La permanence dans l’installation est une des caractéristiques du village. Cela signifie que les
habitants s’y installent et y mènent leur vie toute entière. Ils héritent du village, des terres et
des coutumes de leurs ancêtres qui peuvent avoir fondé ce lieu depuis des siècles. Les vivants
actuels comptent léguer leur patrimoine à leurs enfants qui, ils espèrent en feront de même
pour les générations futures. Dans un village, on y vit et on y meurt. On n’envisage pas une
vie permanente ailleurs en dehors de cette aire géographique où l’on a vu le jour. Cela ne
signifie pas que les habitants du village ne voyagent pas. Bien au contraire, ils se déplacent
mais quel que soit le temps qu’ils mettent en dehors de leur territoire, ils y reviennent
toujours. L’attachement à cette terre fait que même mort, on y convoie parfois et dans la
mesure du possible ses restes mortels.
D’un point de vue général, une société rurale se caractérise par l'isolement. Par conséquent,
les caractéristiques économiques de la société rurale se développent autour de son
autosuffisance régionale.
L'unité de production qui est la famille essaie de produire une grande partie de ses propres
biens. Ce qu'elle ne peut produire est fait par des artisans résidant dans les mêmes
communautés ou à proximité. Il existe un degré moindre de concurrence sur les biens, le
pouvoir et le statut social. L'agriculture et l'industrie sont étroitement liées et se caractérisent
principalement par l'environnement local. La culture, de même, tend à être régionale et se
développe à partir de l'environnement local.
La société rurale développe certains traits sélectifs, c’est-à-dire la simplicité de la vie et les
rituels sociaux, les langages codés, les normes morales rigides, le folklore coutumier,
l'adaptation et la philosophie du travail non-lucratif etc. L'art rural est exprimé dans la
construction de maisons, les articles domestiques, les images religieuses et les festivités,
comme les danses, les chansons et les jeux. Tout ceci fait la distinction entre la société rurale
et la société urbaine.
De même, un homme ne donne sa fille en mariage qu’à quelqu’un qui est reconnu pour son
travail dans les champs. Parfois, la dot même est payée en heures de travail dans le champ du
futur beau père en présence de la fiancée et de la belle-mère.

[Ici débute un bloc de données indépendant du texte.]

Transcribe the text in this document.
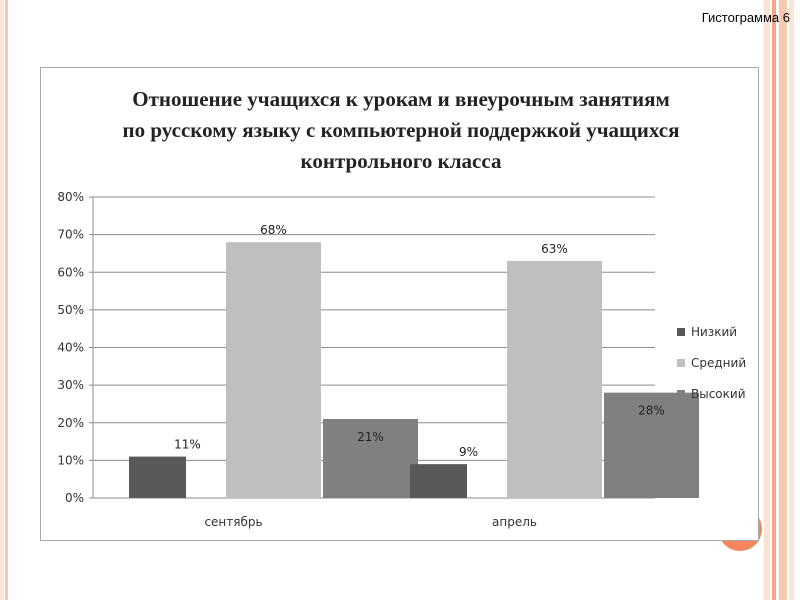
Гистограмма 6
Отношение учащихся к урокам и внеурочным занятиям по русскому языку с компьютерной поддержкой учащихся контрольного класса
0%
10%
20%
30%
40%
50%
60%
70%
80%
11%
68%
21%
сентябрь
9%
63%
28%
апрель
Низкий
Средний
Высокий
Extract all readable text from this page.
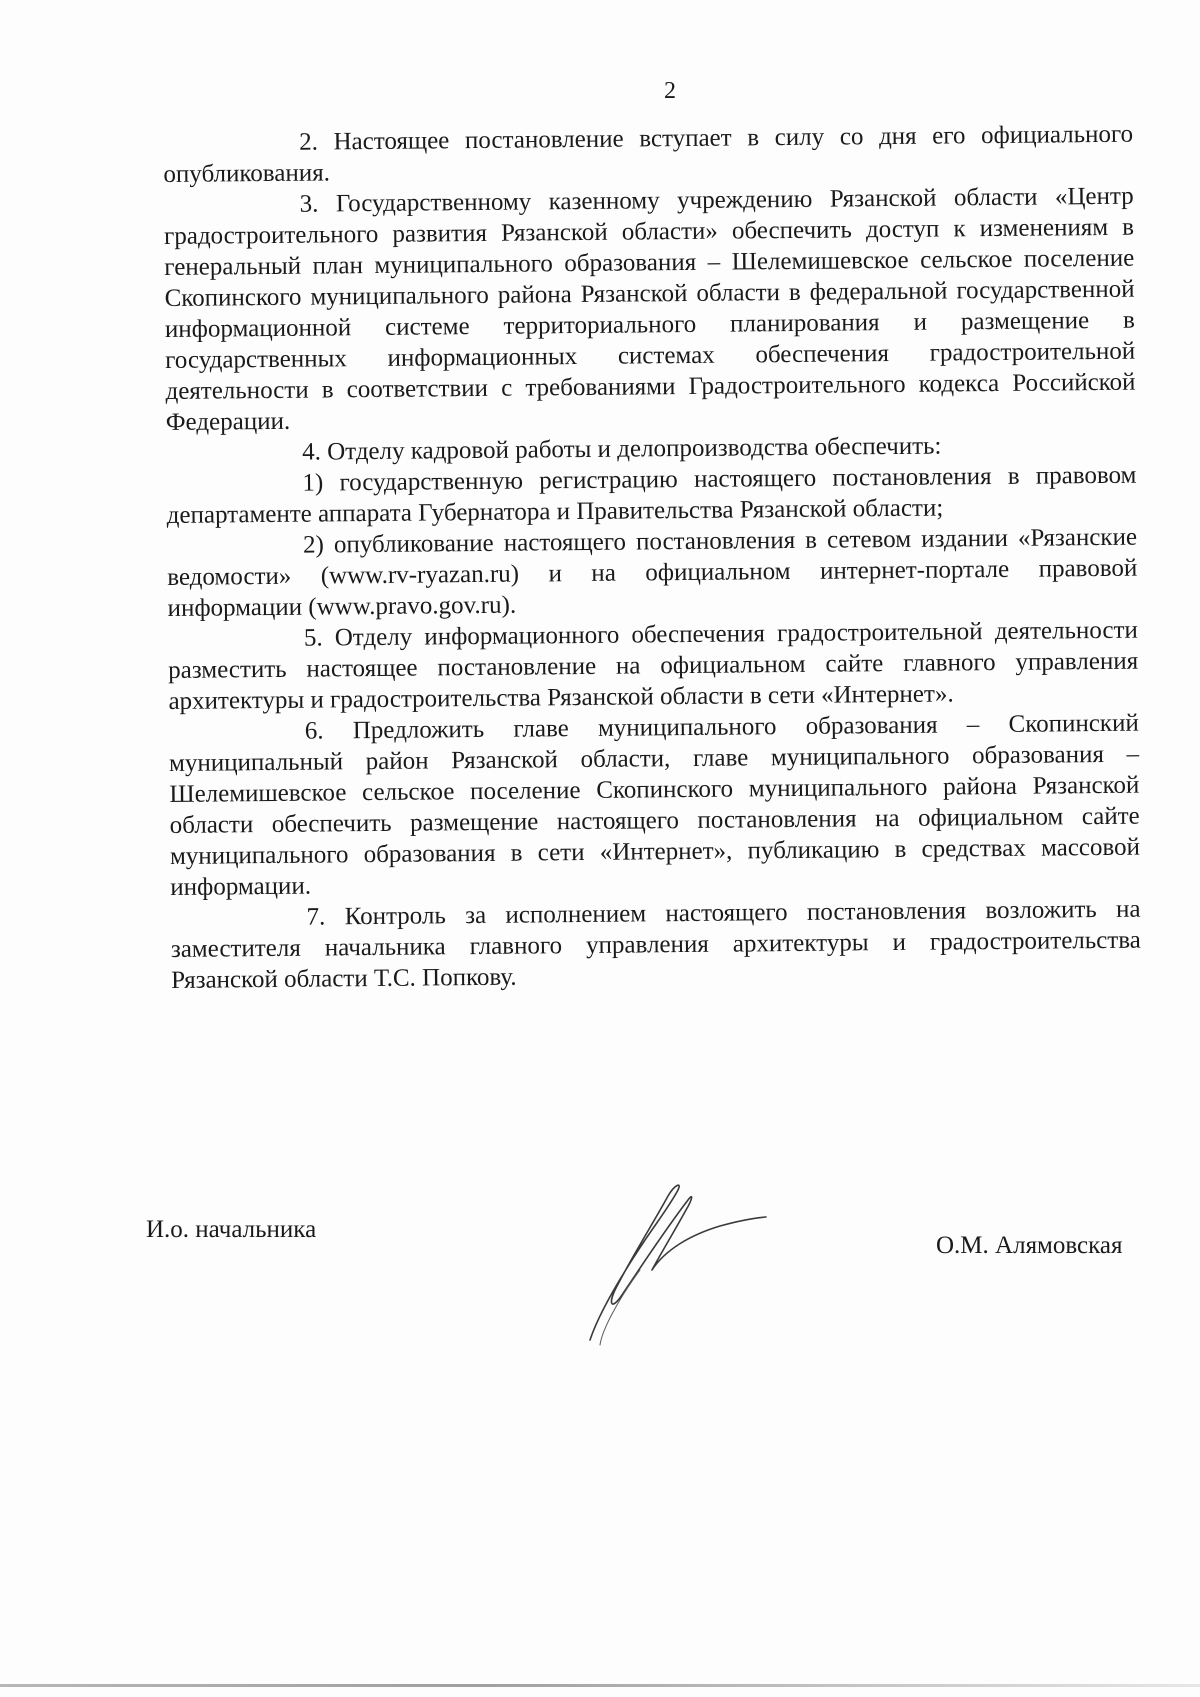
2

2. Настоящее постановление вступает в силу со дня его официального опубликования.

3. Государственному казенному учреждению Рязанской области «Центр градостроительного развития Рязанской области» обеспечить доступ к изменениям в генеральный план муниципального образования – Шелемишевское сельское поселение Скопинского муниципального района Рязанской области в федеральной государственной информационной системе территориального планирования и размещение в государственных информационных системах обеспечения градостроительной деятельности в соответствии с требованиями Градостроительного кодекса Российской Федерации.

4. Отделу кадровой работы и делопроизводства обеспечить:

1) государственную регистрацию настоящего постановления в правовом департаменте аппарата Губернатора и Правительства Рязанской области;

2) опубликование настоящего постановления в сетевом издании «Рязанские ведомости» (www.rv-ryazan.ru) и на официальном интернет-портале правовой информации (www.pravo.gov.ru).

5. Отделу информационного обеспечения градостроительной деятельности разместить настоящее постановление на официальном сайте главного управления архитектуры и градостроительства Рязанской области в сети «Интернет».

6. Предложить главе муниципального образования – Скопинский муниципальный район Рязанской области, главе муниципального образования – Шелемишевское сельское поселение Скопинского муниципального района Рязанской области обеспечить размещение настоящего постановления на официальном сайте муниципального образования в сети «Интернет», публикацию в средствах массовой информации.

7. Контроль за исполнением настоящего постановления возложить на заместителя начальника главного управления архитектуры и градостроительства Рязанской области Т.С. Попкову.

И.о. начальника
О.М. Алямовская
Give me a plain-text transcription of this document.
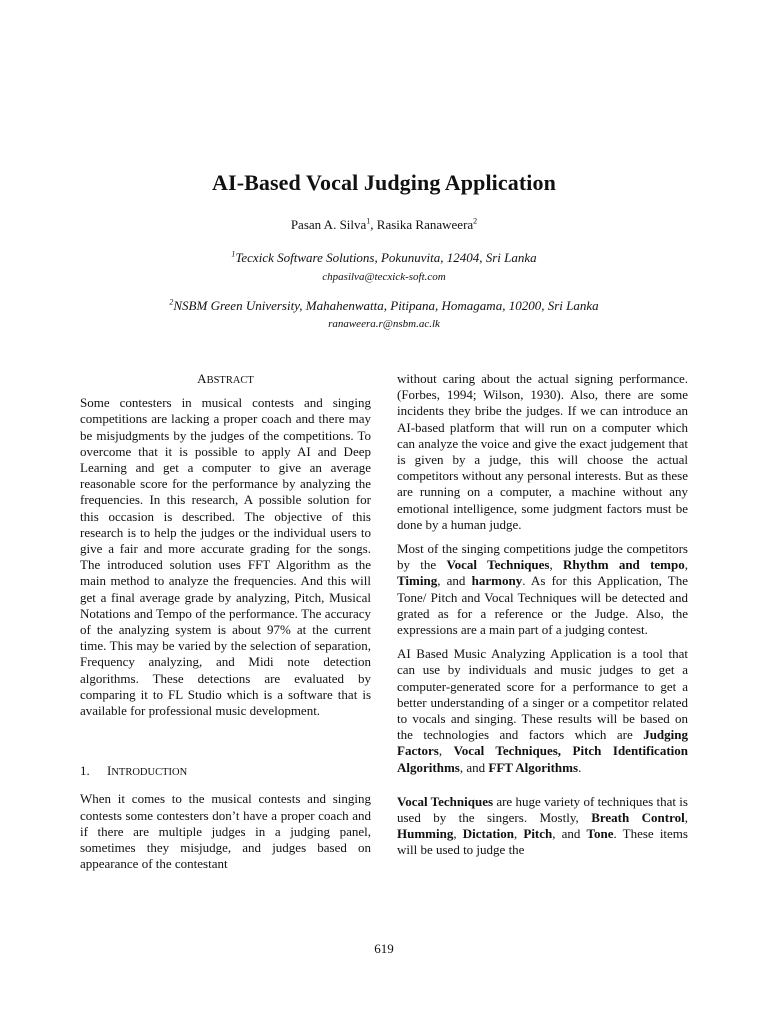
AI-Based Vocal Judging Application
Pasan A. Silva$^1$, Rasika Ranaweera$^2$
$^1$Tecxick Software Solutions, Pokunuvita, 12404, Sri Lanka
chpasilva@tecxick-soft.com
$^2$NSBM Green University, Mahahenwatta, Pitipana, Homagama, 10200, Sri Lanka
ranaweera.r@nsbm.ac.lk
ABSTRACT

Some contesters in musical contests and singing competitions are lacking a proper coach and there may be misjudgments by the judges of the competitions. To overcome that it is possible to apply AI and Deep Learning and get a computer to give an average reasonable score for the performance by analyzing the frequencies. In this research, A possible solution for this occasion is described. The objective of this research is to help the judges or the individual users to give a fair and more accurate grading for the songs. The introduced solution uses FFT Algorithm as the main method to analyze the frequencies. And this will get a final average grade by analyzing, Pitch, Musical Notations and Tempo of the performance. The accuracy of the analyzing system is about 97% at the current time. This may be varied by the selection of separation, Frequency analyzing, and Midi note detection algorithms. These detections are evaluated by comparing it to FL Studio which is a software that is available for professional music development.

1. INTRODUCTION

When it comes to the musical contests and singing contests some contesters don’t have a proper coach and if there are multiple judges in a judging panel, sometimes they misjudge, and judges based on appearance of the contestant

without caring about the actual signing performance. (Forbes, 1994; Wilson, 1930). Also, there are some incidents they bribe the judges. If we can introduce an AI-based platform that will run on a computer which can analyze the voice and give the exact judgement that is given by a judge, this will choose the actual competitors without any personal interests. But as these are running on a computer, a machine without any emotional intelligence, some judgment factors must be done by a human judge.

Most of the singing competitions judge the competitors by the Vocal Techniques, Rhythm and tempo, Timing, and harmony. As for this Application, The Tone/ Pitch and Vocal Techniques will be detected and grated as for a reference or the Judge. Also, the expressions are a main part of a judging contest.

AI Based Music Analyzing Application is a tool that can use by individuals and music judges to get a computer-generated score for a performance to get a better understanding of a singer or a competitor related to vocals and singing. These results will be based on the technologies and factors which are Judging Factors, Vocal Techniques, Pitch Identification Algorithms, and FFT Algorithms.

Vocal Techniques are huge variety of techniques that is used by the singers. Mostly, Breath Control, Humming, Dictation, Pitch, and Tone. These items will be used to judge the

619
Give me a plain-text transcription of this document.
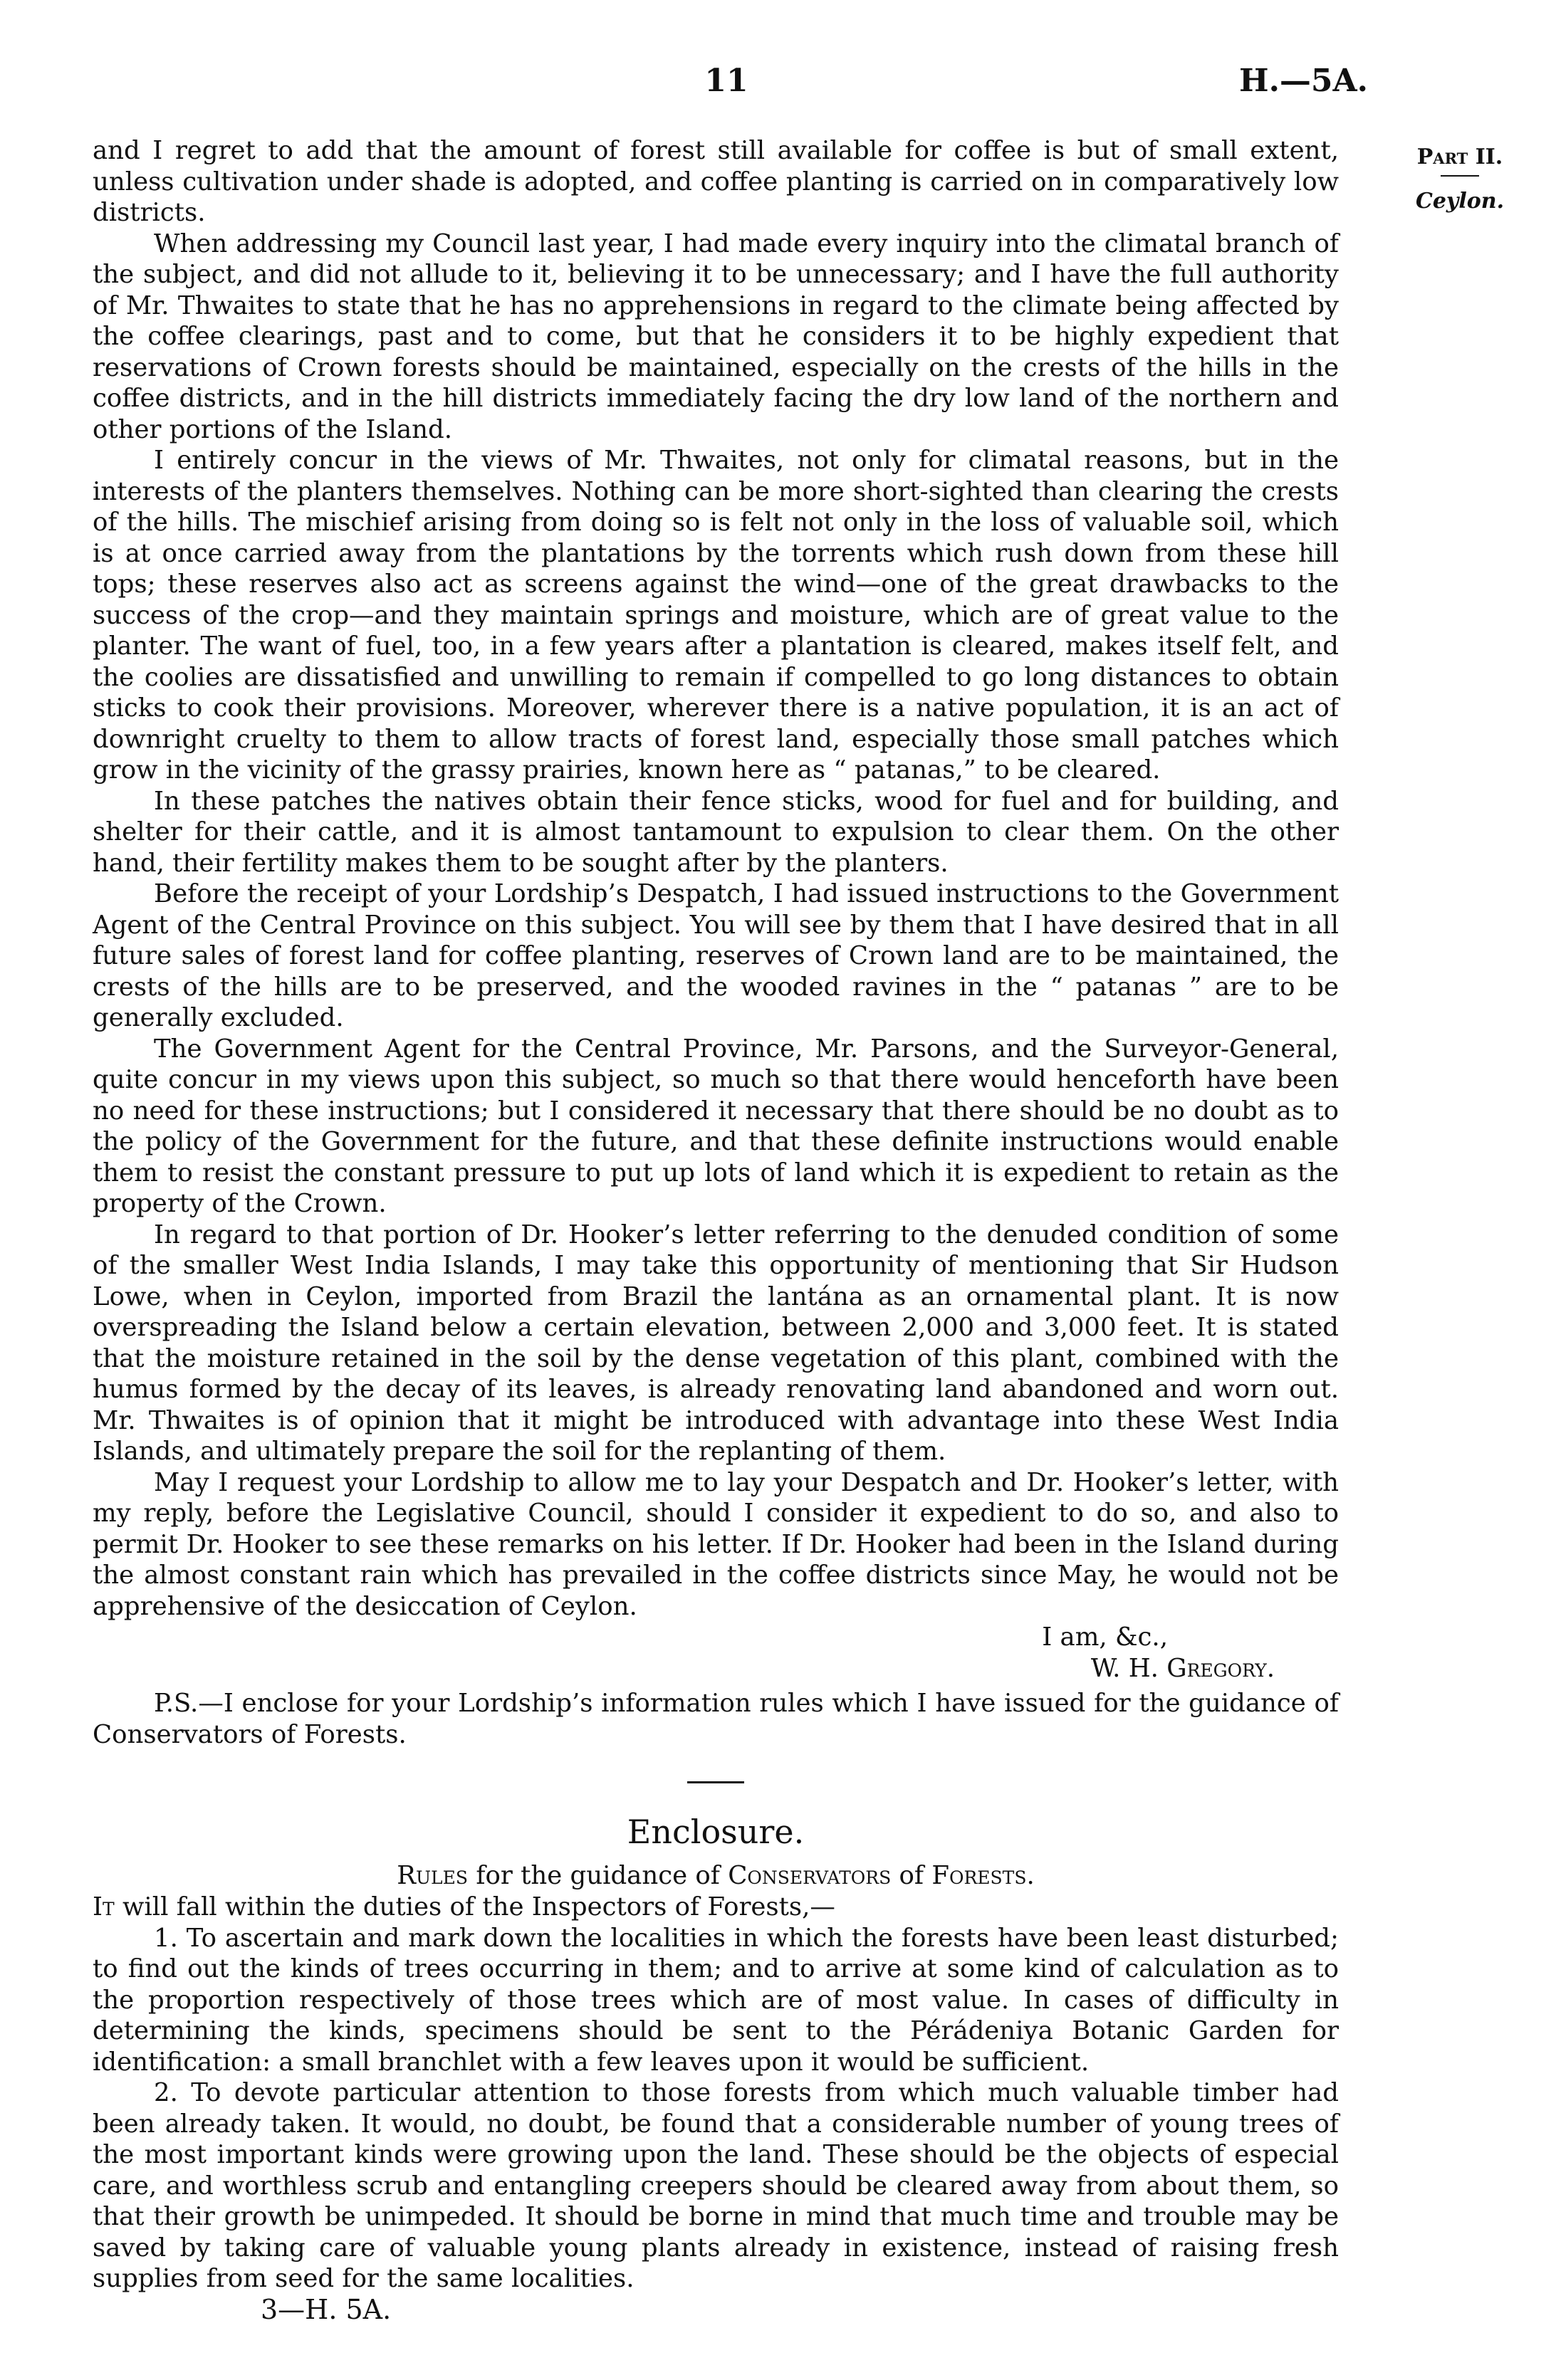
11	H.—5A.
Part II.
Ceylon.

and I regret to add that the amount of forest still available for coffee is but of small extent, unless cultivation under shade is adopted, and coffee planting is carried on in comparatively low districts.

When addressing my Council last year, I had made every inquiry into the climatal branch of the subject, and did not allude to it, believing it to be unnecessary; and I have the full authority of Mr. Thwaites to state that he has no apprehensions in regard to the climate being affected by the coffee clearings, past and to come, but that he considers it to be highly expedient that reservations of Crown forests should be maintained, especially on the crests of the hills in the coffee districts, and in the hill districts immediately facing the dry low land of the northern and other portions of the Island.

I entirely concur in the views of Mr. Thwaites, not only for climatal reasons, but in the interests of the planters themselves. Nothing can be more short-sighted than clearing the crests of the hills. The mischief arising from doing so is felt not only in the loss of valuable soil, which is at once carried away from the plantations by the torrents which rush down from these hill tops; these reserves also act as screens against the wind—one of the great drawbacks to the success of the crop—and they maintain springs and moisture, which are of great value to the planter. The want of fuel, too, in a few years after a plantation is cleared, makes itself felt, and the coolies are dissatisfied and unwilling to remain if compelled to go long distances to obtain sticks to cook their provisions. Moreover, wherever there is a native population, it is an act of downright cruelty to them to allow tracts of forest land, especially those small patches which grow in the vicinity of the grassy prairies, known here as “ patanas,” to be cleared.

In these patches the natives obtain their fence sticks, wood for fuel and for building, and shelter for their cattle, and it is almost tantamount to expulsion to clear them. On the other hand, their fertility makes them to be sought after by the planters.

Before the receipt of your Lordship’s Despatch, I had issued instructions to the Government Agent of the Central Province on this subject. You will see by them that I have desired that in all future sales of forest land for coffee planting, reserves of Crown land are to be maintained, the crests of the hills are to be preserved, and the wooded ravines in the “ patanas ” are to be generally excluded.

The Government Agent for the Central Province, Mr. Parsons, and the Surveyor-General, quite concur in my views upon this subject, so much so that there would henceforth have been no need for these instructions; but I considered it necessary that there should be no doubt as to the policy of the Government for the future, and that these definite instructions would enable them to resist the constant pressure to put up lots of land which it is expedient to retain as the property of the Crown.

In regard to that portion of Dr. Hooker’s letter referring to the denuded condition of some of the smaller West India Islands, I may take this opportunity of mentioning that Sir Hudson Lowe, when in Ceylon, imported from Brazil the lantána as an ornamental plant. It is now overspreading the Island below a certain elevation, between 2,000 and 3,000 feet. It is stated that the moisture retained in the soil by the dense vegetation of this plant, combined with the humus formed by the decay of its leaves, is already renovating land abandoned and worn out. Mr. Thwaites is of opinion that it might be introduced with advantage into these West India Islands, and ultimately prepare the soil for the replanting of them.

May I request your Lordship to allow me to lay your Despatch and Dr. Hooker’s letter, with my reply, before the Legislative Council, should I consider it expedient to do so, and also to permit Dr. Hooker to see these remarks on his letter. If Dr. Hooker had been in the Island during the almost constant rain which has prevailed in the coffee districts since May, he would not be apprehensive of the desiccation of Ceylon.

I am, &c.,

W. H. Gregory.

P.S.—I enclose for your Lordship’s information rules which I have issued for the guidance of Conservators of Forests.

Enclosure.
Rules for the guidance of Conservators of Forests.

It will fall within the duties of the Inspectors of Forests,—

1. To ascertain and mark down the localities in which the forests have been least disturbed; to find out the kinds of trees occurring in them; and to arrive at some kind of calculation as to the proportion respectively of those trees which are of most value. In cases of difficulty in determining the kinds, specimens should be sent to the Pérádeniya Botanic Garden for identification: a small branchlet with a few leaves upon it would be sufficient.

2. To devote particular attention to those forests from which much valuable timber had been already taken. It would, no doubt, be found that a considerable number of young trees of the most important kinds were growing upon the land. These should be the objects of especial care, and worthless scrub and entangling creepers should be cleared away from about them, so that their growth be unimpeded. It should be borne in mind that much time and trouble may be saved by taking care of valuable young plants already in existence, instead of raising fresh supplies from seed for the same localities.

3—H. 5A.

La femme vit sa vie quotidienne non pas selon le modèle de « la femme au foyer », mais
selon les normes traditionnelles de « la femme de maison », la maison étant à la fois l'unité de
famille et d'exploitation. Elle s'identifie à cette « maison » où son rôle est primordial, pendant
ce temps l'homme se réserve les relations avec l'extérieur et les responsabilités sociales.
Aucune femme ne participe aux conseils municipaux ; les réunions politiques ou techniques,
les discussions de groupe ne sont pas de son ressort. Seules deux activités externes lui sont
propres parce qu'elles prolongent l'existence familiale : les réunions cultuelles et les marchés.
1.6 L’héritage
La plupart des familles vivent dans le même village depuis la création du village. Les
générations qui sont présentes ont hérité de leurs parents et ancêtres des terres et des
coutumes qu’ils vont léguer à d’autres générations. L’héritage du patrimoine s’accompagne
de celui de la culture, de l’économie, de l’éducation etc.
Beaucoup parmi eux sont des agriculteurs dont certains ont un droit foncier permanent. Leurs
ancêtres ont été les chefs de terre et ils ont hérité de ces droits qui restent permanents.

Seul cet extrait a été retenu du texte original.